Simple grammars for information extractionΒΆ

Estnltk comes with simple grammar constructs that are useful for basic information extraction. Consider that you have a recipe for making panncakes:

recipe = '''
2,5 dl piima
1,5 dl jahu
1 muna
1 tl suhkrut
1 tl vaniljeekstrakti
0,5 tl soola
'''

Suppose you want to create a robot that can cook various meals. In order to program that robot, you need a software module, which can parse recipes. This is where Estnltk’s estnltk.grammar.grammar module can help you.
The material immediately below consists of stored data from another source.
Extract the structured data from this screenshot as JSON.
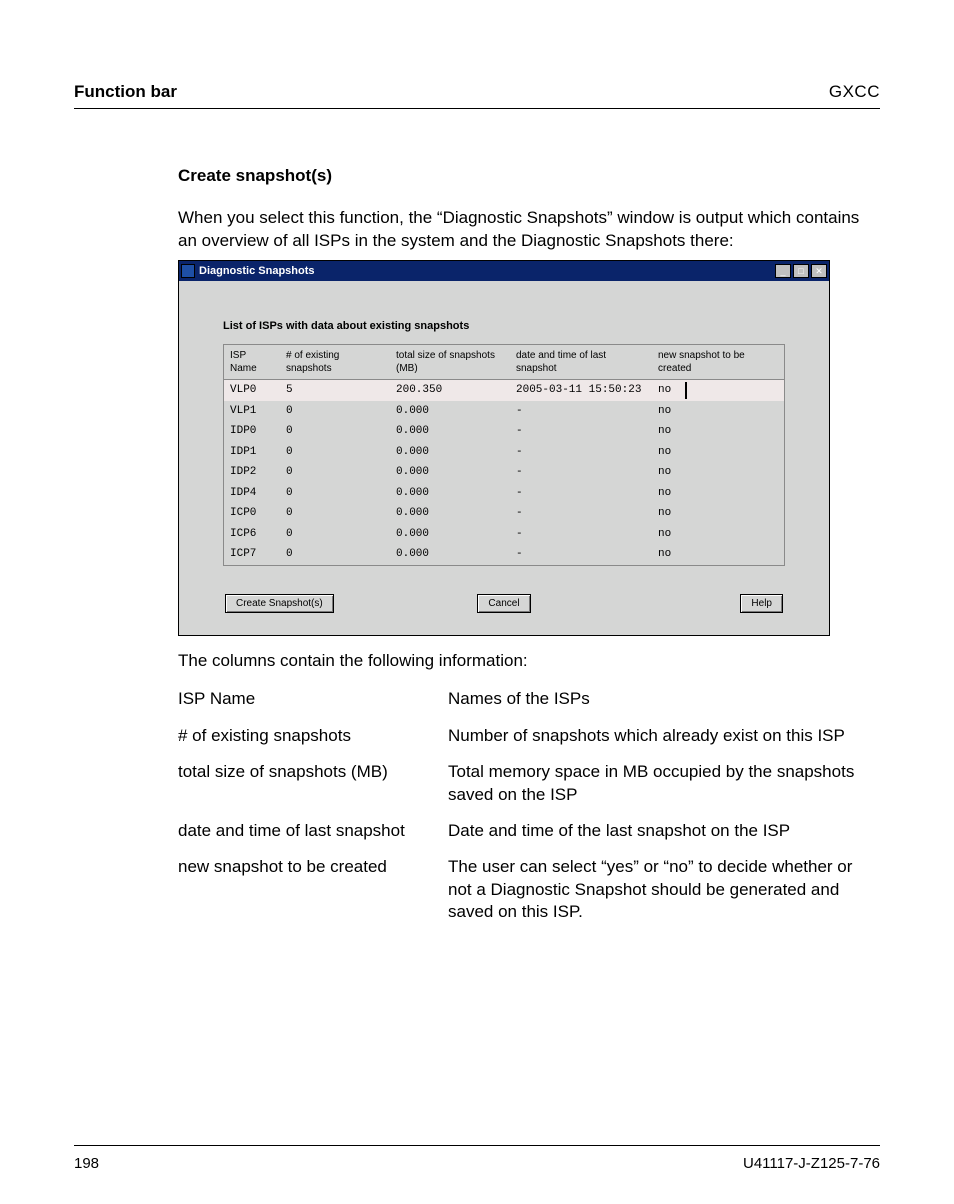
{
  "header": {
    "left": "Function bar",
    "right": "GXCC"
  },
  "section": {
    "title": "Create snapshot(s)",
    "intro": "When you select this function, the “Diagnostic Snapshots” window is output which contains an overview of all ISPs in the system and the Diagnostic Snapshots there:"
  },
  "window": {
    "title": "Diagnostic Snapshots",
    "winbtns": {
      "min": "_",
      "max": "□",
      "close": "✕"
    },
    "caption": "List of ISPs with data about existing snapshots",
    "columns": {
      "c1": "ISP Name",
      "c2": "# of existing snapshots",
      "c3": "total size of snapshots (MB)",
      "c4": "date and time of last snapshot",
      "cNew": "new snapshot to be created"
    },
    "rows": [
      {
        "c1": "VLP0",
        "c2": "5",
        "c3": "200.350",
        "c4": "2005-03-11 15:50:23",
        "c5": "no",
        "selected": true
      },
      {
        "c1": "VLP1",
        "c2": "0",
        "c3": "0.000",
        "c4": "-",
        "c5": "no",
        "selected": false
      },
      {
        "c1": "IDP0",
        "c2": "0",
        "c3": "0.000",
        "c4": "-",
        "c5": "no",
        "selected": false
      },
      {
        "c1": "IDP1",
        "c2": "0",
        "c3": "0.000",
        "c4": "-",
        "c5": "no",
        "selected": false
      },
      {
        "c1": "IDP2",
        "c2": "0",
        "c3": "0.000",
        "c4": "-",
        "c5": "no",
        "selected": false
      },
      {
        "c1": "IDP4",
        "c2": "0",
        "c3": "0.000",
        "c4": "-",
        "c5": "no",
        "selected": false
      },
      {
        "c1": "ICP0",
        "c2": "0",
        "c3": "0.000",
        "c4": "-",
        "c5": "no",
        "selected": false
      },
      {
        "c1": "ICP6",
        "c2": "0",
        "c3": "0.000",
        "c4": "-",
        "c5": "no",
        "selected": false
      },
      {
        "c1": "ICP7",
        "c2": "0",
        "c3": "0.000",
        "c4": "-",
        "c5": "no",
        "selected": false
      }
    ],
    "buttons": {
      "create": "Create Snapshot(s)",
      "cancel": "Cancel",
      "help": "Help"
    }
  },
  "afterShot": "The columns contain the following information:",
  "defs": [
    {
      "term": "ISP Name",
      "def": "Names of the ISPs"
    },
    {
      "term": "# of existing snapshots",
      "def": "Number of snapshots which already exist on this ISP"
    },
    {
      "term": "total size of snapshots (MB)",
      "def": "Total memory space in MB occupied by the snapshots saved on the ISP"
    },
    {
      "term": "date and time of last snapshot",
      "def": "Date and time of the last snapshot on the ISP"
    },
    {
      "term": "new snapshot to be created",
      "def": "The user can select “yes” or “no” to decide whether or not a Diagnostic Snapshot should be generated and saved on this ISP."
    }
  ],
  "footer": {
    "page": "198",
    "doc": "U41117-J-Z125-7-76"
  }
}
In the above example, we need to parse the numbers, unit and the name of the ingredient into more managenable form than free-text:

from estnltk import Regex, Lemmas

number = Regex('\d+([,.]\d+)?', name='amount')
unit = Lemmas('dl', 'tl', name='unit')
ingredient = Lemmas('piim', 'jahu', 'muna', 'suhkur', 'vaniljeekstrakt', 'sool', name='ingredient')
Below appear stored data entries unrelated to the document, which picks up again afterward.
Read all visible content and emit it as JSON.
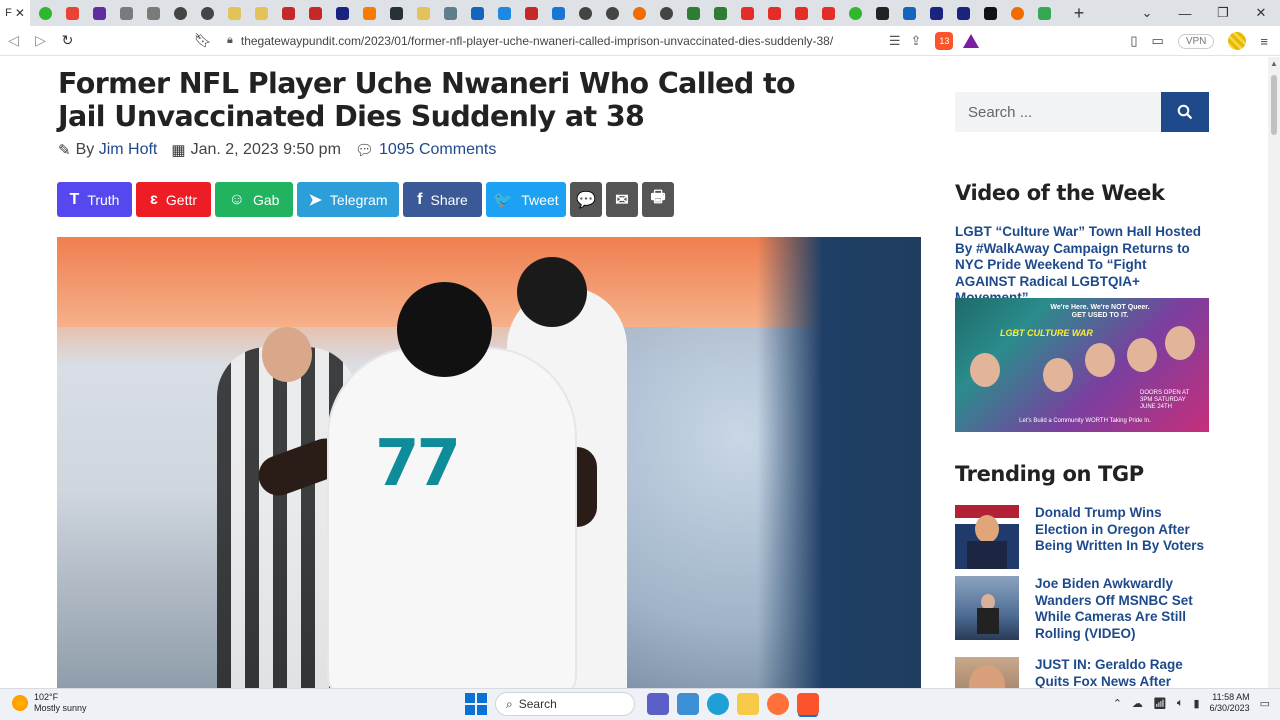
{
  "browser": {
    "active_tab_label": "F",
    "tab_icons": [
      {
        "name": "play-icon",
        "color": "#2eb82e"
      },
      {
        "name": "gmail-icon",
        "color": "#ea4335"
      },
      {
        "name": "mail-icon",
        "color": "#5f2da0"
      },
      {
        "name": "rumble-icon",
        "color": "#7a7a7a"
      },
      {
        "name": "rumble-icon",
        "color": "#7a7a7a"
      },
      {
        "name": "globe-icon",
        "color": "#444444"
      },
      {
        "name": "globe-icon",
        "color": "#444444"
      },
      {
        "name": "key-icon",
        "color": "#e2c35a"
      },
      {
        "name": "key-icon",
        "color": "#e2c35a"
      },
      {
        "name": "flag-icon",
        "color": "#c62828"
      },
      {
        "name": "flag-icon",
        "color": "#c62828"
      },
      {
        "name": "square-icon",
        "color": "#1a237e"
      },
      {
        "name": "ruler-icon",
        "color": "#f57c00"
      },
      {
        "name": "square-icon",
        "color": "#263238"
      },
      {
        "name": "key-icon",
        "color": "#e2c35a"
      },
      {
        "name": "pen-icon",
        "color": "#607d8b"
      },
      {
        "name": "news-icon",
        "color": "#1565c0"
      },
      {
        "name": "hat-icon",
        "color": "#1e88e5"
      },
      {
        "name": "shield-icon",
        "color": "#c62828"
      },
      {
        "name": "bag-icon",
        "color": "#1976d2"
      },
      {
        "name": "globe-icon",
        "color": "#444444"
      },
      {
        "name": "globe-icon",
        "color": "#444444"
      },
      {
        "name": "d-icon",
        "color": "#ef6c00"
      },
      {
        "name": "globe-icon",
        "color": "#444444"
      },
      {
        "name": "dash-icon",
        "color": "#2e7d32"
      },
      {
        "name": "dash-icon",
        "color": "#2e7d32"
      },
      {
        "name": "youtube-icon",
        "color": "#e52d27"
      },
      {
        "name": "youtube-icon",
        "color": "#e52d27"
      },
      {
        "name": "youtube-icon",
        "color": "#e52d27"
      },
      {
        "name": "youtube-icon",
        "color": "#e52d27"
      },
      {
        "name": "play-icon",
        "color": "#2eb82e"
      },
      {
        "name": "amazon-icon",
        "color": "#222222"
      },
      {
        "name": "lm-icon",
        "color": "#1565c0"
      },
      {
        "name": "nm-icon",
        "color": "#1a237e"
      },
      {
        "name": "nm-icon",
        "color": "#1a237e"
      },
      {
        "name": "m-icon",
        "color": "#111111"
      },
      {
        "name": "d-icon",
        "color": "#ef6c00"
      },
      {
        "name": "maps-icon",
        "color": "#34a853"
      }
    ],
    "url": "thegatewaypundit.com/2023/01/former-nfl-player-uche-nwaneri-called-imprison-unvaccinated-dies-suddenly-38/",
    "brave_badge": "13",
    "vpn_label": "VPN"
  },
  "article": {
    "title": "Former NFL Player Uche Nwaneri Who Called to Jail Unvaccinated Dies Suddenly at 38",
    "by_label": "By",
    "author": "Jim Hoft",
    "date": "Jan. 2, 2023 9:50 pm",
    "comments": "1095 Comments",
    "hero_jersey_number": "77"
  },
  "share_buttons": [
    {
      "label": "Truth",
      "glyph": "T",
      "color": "#5448ee",
      "width": 75
    },
    {
      "label": "Gettr",
      "glyph": "ɛ",
      "color": "#ee1c25",
      "width": 75
    },
    {
      "label": "Gab",
      "glyph": "☺",
      "color": "#21b35f",
      "width": 78
    },
    {
      "label": "Telegram",
      "glyph": "➤",
      "color": "#2c9ed9",
      "width": 102
    },
    {
      "label": "Share",
      "glyph": "f",
      "color": "#3b5997",
      "width": 79
    },
    {
      "label": "Tweet",
      "glyph": "🐦",
      "color": "#1da1f2",
      "width": 80
    },
    {
      "label": "",
      "glyph": "💬",
      "color": "#555555",
      "width": 32
    },
    {
      "label": "",
      "glyph": "✉",
      "color": "#555555",
      "width": 32
    },
    {
      "label": "",
      "glyph": "🖶",
      "color": "#555555",
      "width": 32
    }
  ],
  "sidebar": {
    "search_placeholder": "Search ...",
    "video_heading": "Video of the Week",
    "video_title": "LGBT “Culture War” Town Hall Hosted By #WalkAway Campaign Returns to NYC Pride Weekend To “Fight AGAINST Radical LGBTQIA+ Movement”",
    "video_thumb_text": {
      "top": "We're Here. We're NOT Queer. GET USED TO IT.",
      "title": "LGBT CULTURE WAR",
      "doors": "DOORS OPEN AT 3PM SATURDAY JUNE 24TH",
      "bottom": "Let's Build a Community WORTH Taking Pride In."
    },
    "trending_heading": "Trending on TGP",
    "trending": [
      {
        "title": "Donald Trump Wins Election in Oregon After Being Written In By Voters"
      },
      {
        "title": "Joe Biden Awkwardly Wanders Off MSNBC Set While Cameras Are Still Rolling (VIDEO)"
      },
      {
        "title": "JUST IN: Geraldo Rage Quits Fox News After"
      }
    ]
  },
  "taskbar": {
    "temperature": "102°F",
    "weather": "Mostly sunny",
    "search_label": "Search",
    "time": "11:58 AM",
    "date": "6/30/2023"
  }
}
Now, there are two types of instructions:

from estnltk import Concatenation

space = Regex('\s*')
full_instruction = Concatenation(number, unit, ingredient, sep=space)
short_instruction = Concatenation(number, ingredient, sep=space)

And we want to capture them both:

from estnltk import Union

instruction = Union(full_instruction, short_instruction, name='instruction')

Basically, a grammar contains a number of symbols that can be chained together in various ways and rigged for information extraction. Above grammar just extracts numbers defined by a regular expression, and units and ingredients based on user given lists.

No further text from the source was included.